Some provisions of the Pandemic Agreement, currently undergoing negotiations at the WHO, have been subject to intense scrutiny by nations, especially the United States, due to concerns about potentially increasing financial burdens and implications for intellectual property rights. The treaty creates a system to exchange pathogen genetic sequences rapidly to allow for the development of vaccines and drugs, but is contingent on pharmaceutical companies utilizing this information to “to set aside a dedicated percentage of production for equitable distribution during pandemics” according to the State Department. This so-called Pathogen Access and Benefit Sharing System or PABS stipulates that 10% of production must be available at no-cost and 10% at low-cost during pandemics, for a combined total of 20% of production at discounted rates in the name of equitable distribution. This mandate has raised concerns about the increased costs for producers even before the unspecified financial contributions they would have to make to support the program.

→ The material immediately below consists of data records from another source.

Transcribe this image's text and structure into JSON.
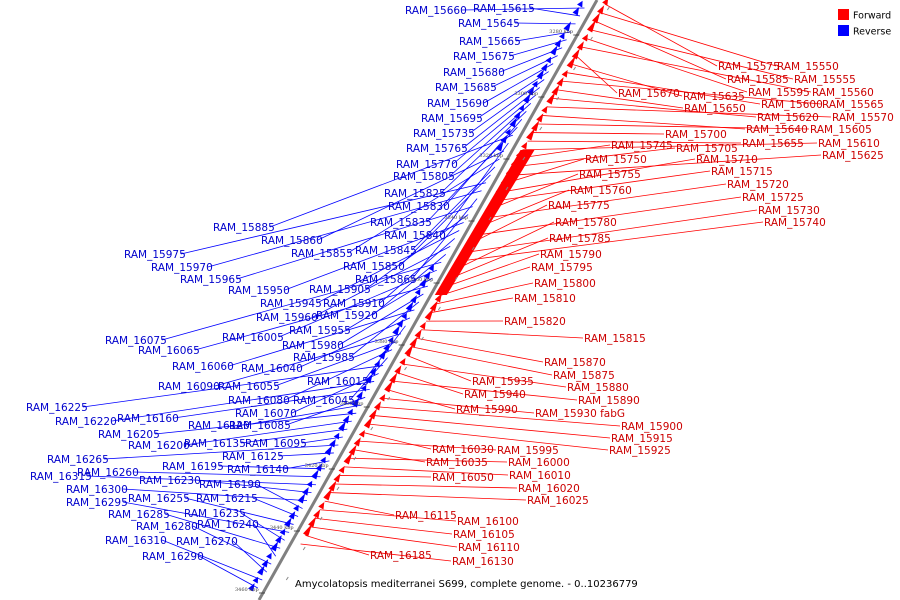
{
  "caption": "Amycolatopsis mediterranei S699, complete genome. - 0..10236779",
  "legend": [
    {
      "label": "Forward",
      "color": "#ff0000"
    },
    {
      "label": "Reverse",
      "color": "#0000ff"
    }
  ],
  "colors": {
    "forward": "#ff0000",
    "reverse": "#0000ff",
    "backbone": "#808080",
    "forward_label": "#cc0000",
    "reverse_label": "#0000cc"
  },
  "ticks": [
    "3280 kbp",
    "3300 kbp",
    "3320 kbp",
    "3340 kbp",
    "3360 kbp",
    "3380 kbp",
    "3400 kbp",
    "3420 kbp",
    "3440 kbp",
    "3460 kbp"
  ],
  "reverse_genes": [
    "RAM_15660",
    "RAM_15615",
    "RAM_15645",
    "RAM_15665",
    "RAM_15675",
    "RAM_15680",
    "RAM_15685",
    "RAM_15690",
    "RAM_15695",
    "RAM_15735",
    "RAM_15765",
    "RAM_15770",
    "RAM_15805",
    "RAM_15825",
    "RAM_15830",
    "RAM_15835",
    "RAM_15885",
    "RAM_15840",
    "RAM_15860",
    "RAM_15855",
    "RAM_15845",
    "RAM_15850",
    "RAM_15975",
    "RAM_15970",
    "RAM_15865",
    "RAM_15965",
    "RAM_15905",
    "RAM_15950",
    "RAM_15945",
    "RAM_15910",
    "RAM_15960",
    "RAM_15920",
    "RAM_16075",
    "RAM_16005",
    "RAM_15955",
    "RAM_16065",
    "RAM_15980",
    "RAM_15985",
    "RAM_16060",
    "RAM_16040",
    "RAM_16015",
    "RAM_16090",
    "RAM_16055",
    "RAM_16080",
    "RAM_16045",
    "RAM_16225",
    "RAM_16070",
    "RAM_16220",
    "RAM_16160",
    "RAM_16085",
    "RAM_16120",
    "RAM_16205",
    "RAM_16200",
    "RAM_16135",
    "RAM_16095",
    "RAM_16265",
    "RAM_16125",
    "RAM_16140",
    "RAM_16195",
    "RAM_16260",
    "RAM_16315",
    "RAM_16230",
    "RAM_16300",
    "RAM_16190",
    "RAM_16215",
    "RAM_16255",
    "RAM_16295",
    "RAM_16235",
    "RAM_16285",
    "RAM_16240",
    "RAM_16280",
    "RAM_16270",
    "RAM_16310",
    "RAM_16290"
  ],
  "forward_genes": [
    "RAM_15575",
    "RAM_15550",
    "RAM_15585",
    "RAM_15555",
    "RAM_15595",
    "RAM_15560",
    "RAM_15670",
    "RAM_15635",
    "RAM_15600",
    "RAM_15565",
    "RAM_15650",
    "RAM_15620",
    "RAM_15570",
    "RAM_15640",
    "RAM_15605",
    "RAM_15700",
    "RAM_15655",
    "RAM_15610",
    "RAM_15745",
    "RAM_15705",
    "RAM_15625",
    "RAM_15750",
    "RAM_15710",
    "RAM_15715",
    "RAM_15755",
    "RAM_15720",
    "RAM_15760",
    "RAM_15725",
    "RAM_15775",
    "RAM_15730",
    "RAM_15740",
    "RAM_15780",
    "RAM_15785",
    "RAM_15790",
    "RAM_15795",
    "RAM_15800",
    "RAM_15810",
    "RAM_15820",
    "RAM_15815",
    "RAM_15870",
    "RAM_15875",
    "RAM_15935",
    "RAM_15880",
    "RAM_15940",
    "RAM_15890",
    "RAM_15990",
    "RAM_15930 fabG",
    "RAM_15900",
    "RAM_15915",
    "RAM_15925",
    "RAM_16030",
    "RAM_15995",
    "RAM_16035",
    "RAM_16000",
    "RAM_16010",
    "RAM_16050",
    "RAM_16020",
    "RAM_16025",
    "RAM_16115",
    "RAM_16100",
    "RAM_16105",
    "RAM_16110",
    "RAM_16185",
    "RAM_16130"
  ]
}
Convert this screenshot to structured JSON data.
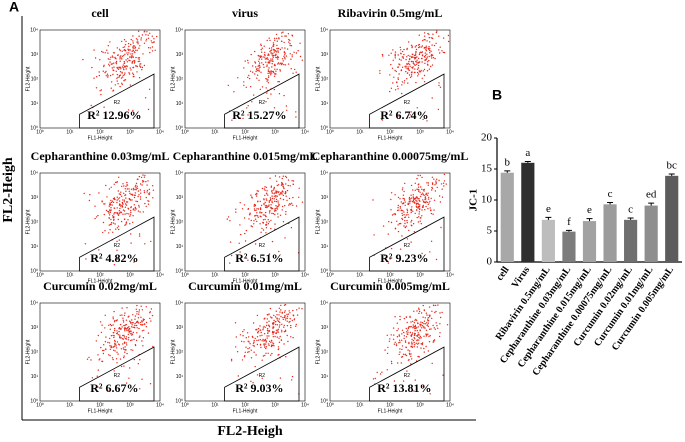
{
  "panel_a": {
    "label": "A",
    "y_axis_label": "FL2-Heigh",
    "x_axis_label": "FL2-Heigh",
    "inner_x_label": "FL1-Height",
    "inner_y_label": "FL2-Height",
    "gate_name": "R2",
    "ticks": [
      "10⁰",
      "10¹",
      "10²",
      "10³",
      "10⁴"
    ],
    "plots": [
      {
        "title": "cell",
        "stat": "R²  12.96%"
      },
      {
        "title": "virus",
        "stat": "R²  15.27%"
      },
      {
        "title": "Ribavirin 0.5mg/mL",
        "stat": "R²  6.74%"
      },
      {
        "title": "Cepharanthine 0.03mg/mL",
        "stat": "R²  4.82%"
      },
      {
        "title": "Cepharanthine 0.015mg/mL",
        "stat": "R²  6.51%"
      },
      {
        "title": "Cepharanthine 0.00075mg/mL",
        "stat": "R²  9.23%"
      },
      {
        "title": "Curcumin 0.02mg/mL",
        "stat": "R²  6.67%"
      },
      {
        "title": "Curcumin 0.01mg/mL",
        "stat": "R²  9.03%"
      },
      {
        "title": "Curcumin 0.005mg/mL",
        "stat": "R²  13.81%"
      }
    ]
  },
  "chart_data": {
    "type": "bar",
    "panel_label": "B",
    "y_label": "JC-1",
    "categories": [
      "cell",
      "Virus",
      "Ribavirin 0.5mg/mL",
      "Cepharanthine 0.03mg/mL",
      "Cepharanthine 0.015mg/mL",
      "Cepharanthine 0.00075mg/mL",
      "Curcumin 0.02mg/mL",
      "Curcumin 0.01mg/mL",
      "Curcumin 0.005mg/mL"
    ],
    "values": [
      14.4,
      16.0,
      6.8,
      4.9,
      6.6,
      9.3,
      6.8,
      9.1,
      13.9
    ],
    "errors": [
      0.3,
      0.2,
      0.4,
      0.2,
      0.4,
      0.3,
      0.3,
      0.4,
      0.3
    ],
    "annotations": [
      "b",
      "a",
      "e",
      "f",
      "e",
      "c",
      "c",
      "ed",
      "bc"
    ],
    "colors": [
      "#a8a8a8",
      "#2f2f2f",
      "#bdbdbd",
      "#7c7c7c",
      "#a2a2a2",
      "#9c9c9c",
      "#6f6f6f",
      "#8e8e8e",
      "#5c5c5c"
    ],
    "ylim": [
      0,
      20
    ],
    "yticks": [
      0,
      5,
      10,
      15,
      20
    ]
  }
}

Article 11 of the Pandemic Agreement calls for potential waivers on intellectual property protections for pandemics under the authority of the Agreement on Trade-Related Aspects of Intellectual Property Rights (TRIPS). This is a World Trade Organization (WTO) agreement that agrees WTO members to basic intellectual property (IP) rules and allows for waivers under extraordinary circumstances. Supporters argue this would allow an expansion of manufacturing capacity for pharmaceuticals, however, critics contend that waiving IP protections might reduce incentives for firms to create these life-saving treatments in the first place.
Overall, these provisions grant the WHO more power and responsibility during pandemics in an attempt to strengthen the rules-based health governance of pandemics. However, this approach overlooks the underlying issue with the WHO’s response, lack of political insulation and dependence on China. This raises questions about whether the United States should support a treaty without ensuring its national interests are safeguarded and confirming that the organization will operate in good-faith.
Conclusion
The COVID-19 pandemic underscored the importance of international legal obligations in addressing global health crises while exposing significant gaps in existing frameworks. Instruments like the International Health Regulations (IHR) establish foundational obligations for member states, including early detection, information sharing, and mitigation strategies. However, the non-binding nature of compliance mechanisms and the lack of enforcement have severely limited the effectiveness of these agreements. WHO’s challenges in timely response and political insulation highlight the need to clarify the WHO’s authority, strengthen enforcement provisions, and ensure greater transparency—reforms that could mitigate political pressures and promote equitable distribution of resources during pandemics.
As pandemics are predicted to become more frequent due to factors like climate change and urbanization, the need for a stronger legal framework and robust international cooperation is more urgent than ever. Member states and the WHO must prioritize reform efforts to address current shortcomings and bolster global health governance. The lessons of COVID-19 should inspire a renewed commitment to preparedness and collaboration, laying the foundation for a more resilient and equitable response to future pandemics.